Sometimes it is challenging for deponents to provide the exact details when giving an account of events. It may be hard to recall the precise time, distance, speed, color, size, or date, especially if the deponent went through a traumatic experience. With this in mind, depositions usually extend to the grey area of estimates. When these questions come up, the deponent should verbally indicate that the answers are only estimates and not established facts.
Communicating With The Court Reporter
A certified court reporter plays a crucial role in the success of any deposition process. Your communication with the court reporter must be clear and precise before, during, and after the deposition to avoid any misunderstandings.
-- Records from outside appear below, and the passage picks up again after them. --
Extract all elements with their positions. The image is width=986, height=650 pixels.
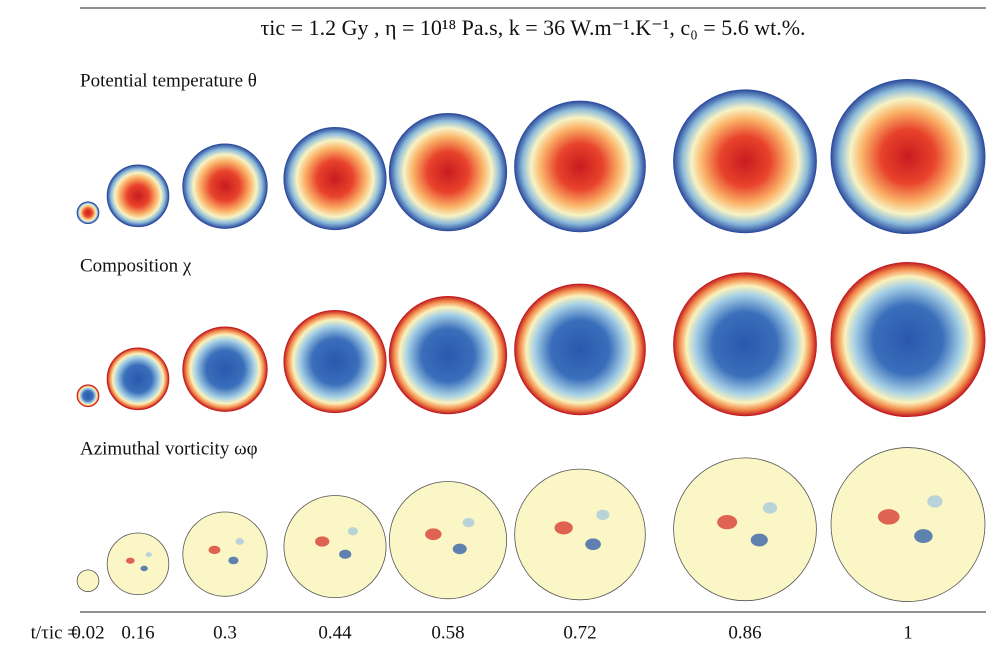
vortex-blob <box>140 565 148 572</box>
snapshot <box>673 457 817 602</box>
vortex-blob <box>347 527 358 536</box>
time-label: 0.44 <box>318 622 352 643</box>
vortex-blob <box>228 556 239 565</box>
snapshot <box>76 201 100 225</box>
vortex-blob <box>462 517 475 528</box>
vortex-blob <box>425 528 442 541</box>
snapshot <box>106 532 170 596</box>
vortex-blob <box>125 557 135 564</box>
axis-label: t/τic = <box>31 622 78 643</box>
row-label: Potential temperature θ <box>80 70 257 91</box>
time-label: 0.16 <box>121 622 154 643</box>
vortex-blob <box>717 515 738 530</box>
time-label: 0.72 <box>563 622 596 643</box>
snapshot <box>283 495 387 599</box>
snapshot <box>514 100 646 233</box>
row-label: Azimuthal vorticity ωφ <box>80 438 258 459</box>
snapshot <box>106 164 170 228</box>
time-label: 0.3 <box>213 622 237 643</box>
vortex-blob <box>339 549 352 559</box>
vortex-blob <box>452 543 467 555</box>
snapshot <box>182 326 268 412</box>
time-label: 0.86 <box>728 622 761 643</box>
vortex-blob <box>315 536 330 547</box>
vortex-blob <box>554 521 573 535</box>
snapshot <box>283 127 387 231</box>
snapshot <box>76 384 100 408</box>
vortex-blob <box>145 552 152 558</box>
vortex-blob <box>596 509 610 521</box>
snapshot <box>182 511 268 597</box>
snapshot <box>830 262 986 418</box>
snapshot <box>830 447 986 602</box>
figure-title: τic = 1.2 Gy , η = 10¹⁸ Pa.s, k = 36 W.m… <box>260 15 805 40</box>
snapshot <box>514 283 646 416</box>
vortex-blob <box>877 509 900 525</box>
time-label: 1 <box>903 622 913 643</box>
snapshot <box>283 310 387 414</box>
snapshot <box>830 79 986 235</box>
vortex-blob <box>235 538 244 545</box>
snapshot <box>106 347 170 411</box>
time-label: 0.58 <box>431 622 464 643</box>
vortex-blob <box>585 538 601 551</box>
vortex-blob <box>914 529 933 544</box>
snapshot <box>182 143 268 229</box>
snapshot <box>388 296 508 415</box>
snapshot <box>388 481 508 600</box>
snapshot <box>514 468 646 601</box>
row-label: Composition χ <box>80 255 192 276</box>
vortex-blob <box>927 495 943 508</box>
snapshot <box>673 89 817 234</box>
snapshot <box>673 272 817 417</box>
time-label: 0.02 <box>71 622 104 643</box>
snapshot <box>388 113 508 232</box>
snapshot <box>76 569 100 593</box>
vortex-blob <box>208 545 221 555</box>
vortex-blob <box>750 533 768 547</box>
vortex-blob <box>762 502 778 514</box>
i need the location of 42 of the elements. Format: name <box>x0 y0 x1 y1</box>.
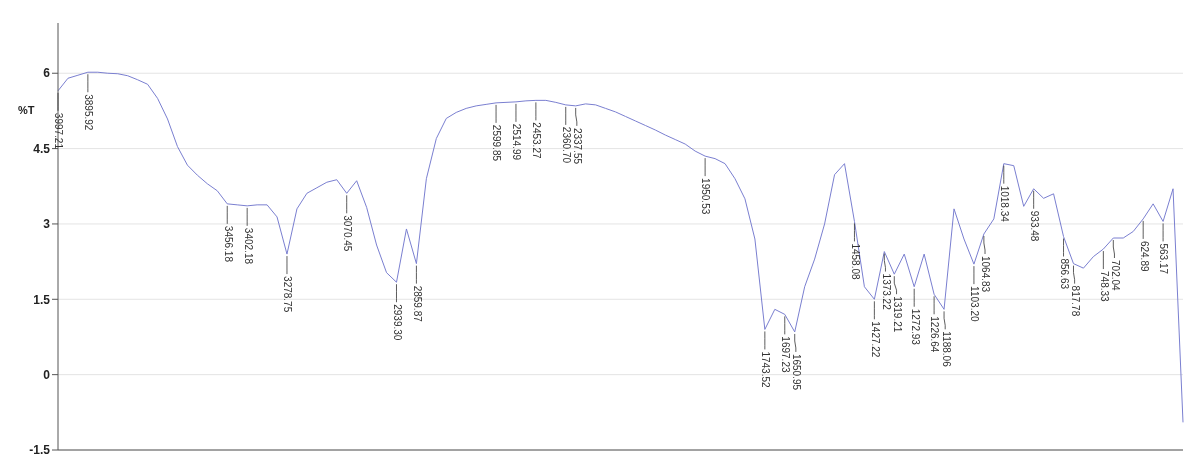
x-tick-label: 1650.95 <box>791 353 803 391</box>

Discuss the location of the deposition, the expected duration, and any other important information related to the process. An experienced reporter should be able to address any standing orders you might have, including arranging for synced videos and contacting other professionals such as interpreters and videographers if needed. Since depositions involve a lot of logistics, the more details covered, the better for all parties involved.
Transcript Review and Clarification
Depositions are about precision and accuracy. In essence, you must never submit erroneous transcripts to avoid weakening your case. The good news is that the Federal Rules of Civil Procedure allow changes to be made to a deposition document within 30 days once it is available to counsel. The attorney and deponents can review the transcript to correct errors, clarify jargon, and make the necessary changes. To avoid any discrepancies, the witness must sign a statement highlighting the changes and the reasons behind them.